In 2015, the company introduced its first hardware product – the Y. Cube. It combines lithium-ion battery blocks with a Younicos-engineered power conversion system (PCS) in a custom enclosure, controlled by Younicos energy storage software. The firm also raised $50 million in growth capital from a group that includes First Solar, Inc. and Grupo ECOS.

As of end-2016, Younicos had contracted for or installed a total of 200 MW of energy storage systems, with 75 MW booked in 2016. Compared to 2015, that represented a 400% increase in annual bookings.

In July 2017, Younicos was acquired by Aggreko and is now a wholly owned subsidiary of the Scottish company.

In October 2018, Aggreko completed the integration of Younicos into its newly formed Microgrid and Storage Solutions business unit. The name "Younicos" is no longer in use.

== Products ==
Y.Cube

Y.Cube is a ready-to-install storage system with all components inside a single enclosure. This off the-shelf solution comprises batteries, inverter, HVAC and auxiliary components, tested and pre-assembled by Younicos.

Y.Station

Y.Station is designed specifically to meet large-scale energy storage requirements. The pre-designed, pre-engineered solution allows for efficient project planning and faster deployment.

Y.Q

The Younicos Y.Q operating system is an integrated control platform at the core of every Younicos energy storage system.

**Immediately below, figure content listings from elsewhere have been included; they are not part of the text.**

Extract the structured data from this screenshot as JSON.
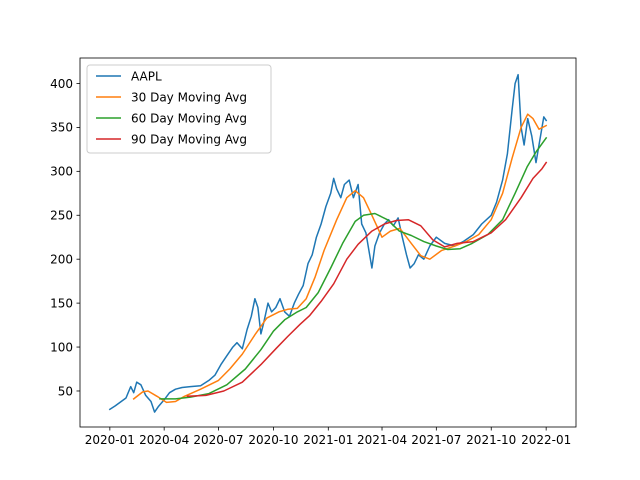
{
  "chart_data": {
    "type": "line",
    "title": "",
    "xlabel": "",
    "ylabel": "",
    "x_tick_labels": [
      "2020-01",
      "2020-04",
      "2020-07",
      "2020-10",
      "2021-01",
      "2021-04",
      "2021-07",
      "2021-10",
      "2022-01"
    ],
    "y_ticks": [
      50,
      100,
      150,
      200,
      250,
      300,
      350,
      400
    ],
    "xlim": [
      "2019-11-12",
      "2022-02-20"
    ],
    "ylim": [
      9,
      429
    ],
    "grid": false,
    "legend_position": "upper left",
    "series": [
      {
        "name": "AAPL",
        "color": "#1f77b4",
        "points": [
          [
            "2020-01-01",
            29
          ],
          [
            "2020-01-10",
            33
          ],
          [
            "2020-01-20",
            38
          ],
          [
            "2020-01-28",
            42
          ],
          [
            "2020-02-05",
            55
          ],
          [
            "2020-02-10",
            48
          ],
          [
            "2020-02-15",
            60
          ],
          [
            "2020-02-22",
            57
          ],
          [
            "2020-03-01",
            45
          ],
          [
            "2020-03-10",
            38
          ],
          [
            "2020-03-16",
            26
          ],
          [
            "2020-03-22",
            32
          ],
          [
            "2020-04-01",
            40
          ],
          [
            "2020-04-10",
            48
          ],
          [
            "2020-04-20",
            52
          ],
          [
            "2020-05-01",
            54
          ],
          [
            "2020-05-15",
            55
          ],
          [
            "2020-06-01",
            56
          ],
          [
            "2020-06-15",
            62
          ],
          [
            "2020-06-25",
            68
          ],
          [
            "2020-07-05",
            80
          ],
          [
            "2020-07-15",
            90
          ],
          [
            "2020-07-25",
            100
          ],
          [
            "2020-08-01",
            105
          ],
          [
            "2020-08-10",
            98
          ],
          [
            "2020-08-18",
            120
          ],
          [
            "2020-08-25",
            135
          ],
          [
            "2020-08-31",
            155
          ],
          [
            "2020-09-05",
            145
          ],
          [
            "2020-09-10",
            115
          ],
          [
            "2020-09-15",
            128
          ],
          [
            "2020-09-22",
            150
          ],
          [
            "2020-09-28",
            140
          ],
          [
            "2020-10-05",
            145
          ],
          [
            "2020-10-12",
            155
          ],
          [
            "2020-10-20",
            140
          ],
          [
            "2020-10-28",
            135
          ],
          [
            "2020-11-05",
            150
          ],
          [
            "2020-11-12",
            160
          ],
          [
            "2020-11-20",
            170
          ],
          [
            "2020-11-28",
            195
          ],
          [
            "2020-12-05",
            205
          ],
          [
            "2020-12-12",
            225
          ],
          [
            "2020-12-20",
            240
          ],
          [
            "2020-12-28",
            260
          ],
          [
            "2021-01-05",
            275
          ],
          [
            "2021-01-10",
            292
          ],
          [
            "2021-01-15",
            280
          ],
          [
            "2021-01-22",
            270
          ],
          [
            "2021-01-28",
            285
          ],
          [
            "2021-02-05",
            290
          ],
          [
            "2021-02-12",
            270
          ],
          [
            "2021-02-20",
            285
          ],
          [
            "2021-02-26",
            240
          ],
          [
            "2021-03-05",
            230
          ],
          [
            "2021-03-10",
            210
          ],
          [
            "2021-03-15",
            190
          ],
          [
            "2021-03-20",
            215
          ],
          [
            "2021-03-28",
            230
          ],
          [
            "2021-04-05",
            240
          ],
          [
            "2021-04-12",
            245
          ],
          [
            "2021-04-20",
            238
          ],
          [
            "2021-04-28",
            247
          ],
          [
            "2021-05-05",
            225
          ],
          [
            "2021-05-12",
            205
          ],
          [
            "2021-05-18",
            190
          ],
          [
            "2021-05-25",
            195
          ],
          [
            "2021-06-01",
            205
          ],
          [
            "2021-06-10",
            200
          ],
          [
            "2021-06-20",
            215
          ],
          [
            "2021-07-01",
            225
          ],
          [
            "2021-07-15",
            218
          ],
          [
            "2021-08-01",
            215
          ],
          [
            "2021-08-15",
            220
          ],
          [
            "2021-09-01",
            228
          ],
          [
            "2021-09-15",
            240
          ],
          [
            "2021-10-01",
            250
          ],
          [
            "2021-10-10",
            265
          ],
          [
            "2021-10-20",
            290
          ],
          [
            "2021-10-28",
            320
          ],
          [
            "2021-11-05",
            370
          ],
          [
            "2021-11-10",
            400
          ],
          [
            "2021-11-15",
            410
          ],
          [
            "2021-11-20",
            350
          ],
          [
            "2021-11-25",
            330
          ],
          [
            "2021-12-01",
            360
          ],
          [
            "2021-12-08",
            340
          ],
          [
            "2021-12-15",
            310
          ],
          [
            "2021-12-20",
            330
          ],
          [
            "2021-12-25",
            350
          ],
          [
            "2021-12-28",
            362
          ],
          [
            "2022-01-01",
            358
          ]
        ]
      },
      {
        "name": "30 Day Moving Avg",
        "color": "#ff7f0e",
        "points": [
          [
            "2020-02-10",
            41
          ],
          [
            "2020-02-25",
            49
          ],
          [
            "2020-03-05",
            50
          ],
          [
            "2020-03-20",
            44
          ],
          [
            "2020-04-05",
            37
          ],
          [
            "2020-04-20",
            38
          ],
          [
            "2020-05-05",
            44
          ],
          [
            "2020-06-01",
            52
          ],
          [
            "2020-07-01",
            62
          ],
          [
            "2020-07-20",
            75
          ],
          [
            "2020-08-10",
            92
          ],
          [
            "2020-09-01",
            115
          ],
          [
            "2020-09-20",
            133
          ],
          [
            "2020-10-10",
            140
          ],
          [
            "2020-10-25",
            143
          ],
          [
            "2020-11-10",
            144
          ],
          [
            "2020-11-25",
            155
          ],
          [
            "2020-12-10",
            180
          ],
          [
            "2020-12-25",
            210
          ],
          [
            "2021-01-15",
            245
          ],
          [
            "2021-02-01",
            270
          ],
          [
            "2021-02-15",
            278
          ],
          [
            "2021-03-01",
            270
          ],
          [
            "2021-03-15",
            250
          ],
          [
            "2021-04-01",
            225
          ],
          [
            "2021-04-15",
            232
          ],
          [
            "2021-05-01",
            235
          ],
          [
            "2021-05-20",
            218
          ],
          [
            "2021-06-05",
            204
          ],
          [
            "2021-06-20",
            200
          ],
          [
            "2021-07-10",
            210
          ],
          [
            "2021-08-01",
            215
          ],
          [
            "2021-08-20",
            220
          ],
          [
            "2021-09-10",
            228
          ],
          [
            "2021-10-01",
            245
          ],
          [
            "2021-10-20",
            275
          ],
          [
            "2021-11-05",
            315
          ],
          [
            "2021-11-20",
            350
          ],
          [
            "2021-12-01",
            365
          ],
          [
            "2021-12-10",
            360
          ],
          [
            "2021-12-20",
            348
          ],
          [
            "2022-01-01",
            352
          ]
        ]
      },
      {
        "name": "60 Day Moving Avg",
        "color": "#2ca02c",
        "points": [
          [
            "2020-03-25",
            41
          ],
          [
            "2020-04-20",
            41
          ],
          [
            "2020-05-15",
            43
          ],
          [
            "2020-06-15",
            47
          ],
          [
            "2020-07-15",
            57
          ],
          [
            "2020-08-15",
            75
          ],
          [
            "2020-09-10",
            97
          ],
          [
            "2020-10-01",
            118
          ],
          [
            "2020-10-20",
            131
          ],
          [
            "2020-11-10",
            140
          ],
          [
            "2020-11-25",
            145
          ],
          [
            "2020-12-15",
            162
          ],
          [
            "2021-01-05",
            190
          ],
          [
            "2021-01-25",
            218
          ],
          [
            "2021-02-15",
            243
          ],
          [
            "2021-03-01",
            250
          ],
          [
            "2021-03-20",
            252
          ],
          [
            "2021-04-10",
            245
          ],
          [
            "2021-04-30",
            232
          ],
          [
            "2021-05-20",
            227
          ],
          [
            "2021-06-10",
            220
          ],
          [
            "2021-07-01",
            215
          ],
          [
            "2021-07-20",
            211
          ],
          [
            "2021-08-10",
            212
          ],
          [
            "2021-08-30",
            218
          ],
          [
            "2021-09-25",
            228
          ],
          [
            "2021-10-20",
            245
          ],
          [
            "2021-11-10",
            275
          ],
          [
            "2021-11-30",
            305
          ],
          [
            "2021-12-15",
            322
          ],
          [
            "2022-01-01",
            338
          ]
        ]
      },
      {
        "name": "90 Day Moving Avg",
        "color": "#d62728",
        "points": [
          [
            "2020-05-10",
            44
          ],
          [
            "2020-06-10",
            45
          ],
          [
            "2020-07-10",
            50
          ],
          [
            "2020-08-10",
            60
          ],
          [
            "2020-09-10",
            80
          ],
          [
            "2020-10-05",
            98
          ],
          [
            "2020-10-25",
            112
          ],
          [
            "2020-11-15",
            126
          ],
          [
            "2020-12-01",
            136
          ],
          [
            "2020-12-20",
            152
          ],
          [
            "2021-01-10",
            172
          ],
          [
            "2021-02-01",
            200
          ],
          [
            "2021-02-20",
            217
          ],
          [
            "2021-03-15",
            232
          ],
          [
            "2021-04-05",
            240
          ],
          [
            "2021-04-25",
            244
          ],
          [
            "2021-05-15",
            245
          ],
          [
            "2021-06-05",
            238
          ],
          [
            "2021-06-25",
            222
          ],
          [
            "2021-07-15",
            214
          ],
          [
            "2021-08-05",
            218
          ],
          [
            "2021-09-01",
            220
          ],
          [
            "2021-10-01",
            230
          ],
          [
            "2021-10-25",
            245
          ],
          [
            "2021-11-20",
            270
          ],
          [
            "2021-12-10",
            292
          ],
          [
            "2021-12-25",
            303
          ],
          [
            "2022-01-01",
            310
          ]
        ]
      }
    ]
  }
}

== Select Storage Projects ==
Centrica (UK)

Younicos has been selected by Centrica to design and deliver one of the world's largest battery-based energy storage systems. To be completed by winter 2018, the 49 megawatt (MW) lithium-ion system will respond to fluctuations in electrical demand in less than a second, to maintain electric power frequency and stability.

It is located on the site of a former coal-fired power station in Roosecote, Cumbria

WEMAG II (Germany)

Younicos, in partnership with German utility WEMAG, built a 5 MW/5 MWh battery power plant in the Schwerin district of Lankow, Germany. In late 2016, WEMAG decided to enlarge their Battery Park to double its power output from 5 MW to 10 MW, with the energy capacity increasing from 5 MWh to 15 MWh.

Notrees (Texas)

U.S. utility Duke Energy is using Younicos controls technology to manage operations for a 36 MW energy storage system at the site of Duke's 153 MW wind farm in Notrees, Texas. The Notrees Battery Energy Storage System (BESS), funded in part by a U.S. Department of Energy Smart Grid award, was constructed by Duke Energy in 2012, and is the largest wind-integrated storage resource in North America. In 2016-17, the Notrees BESS is being repowered with more advanced lithium-ion batteries.

Graciosa (Azores)

Younicos Y.Q software platform is at its full grid-forming potential on the island of Graciosa in the Azores, where it provides real-time power management and energy dispatch for the entire island's grid. The system allows the island to be powered entirely by wind and solar, with the existing diesel generators used only as backup power during prolonged periods of unfavorable weather.

== Xtreme Power==

In April 2014, Younicos acquired the assets of the former Xtreme Power, a Kyle, Texas-based battery systems developer, after it had filed for Chapter 11 bankruptcy protection in January of that year.

Xtreme Power was founded in 2004 in Austin, Texas. In 2009, it installed its first megawatt-scale storage system in Maui, Hawaii. Working with Duke Energy, in 2012 Xtreme Power commissioned the largest wind-integrated battery storage system (36 MW / 24 MWh) in the U.S. in Notrees, Texas.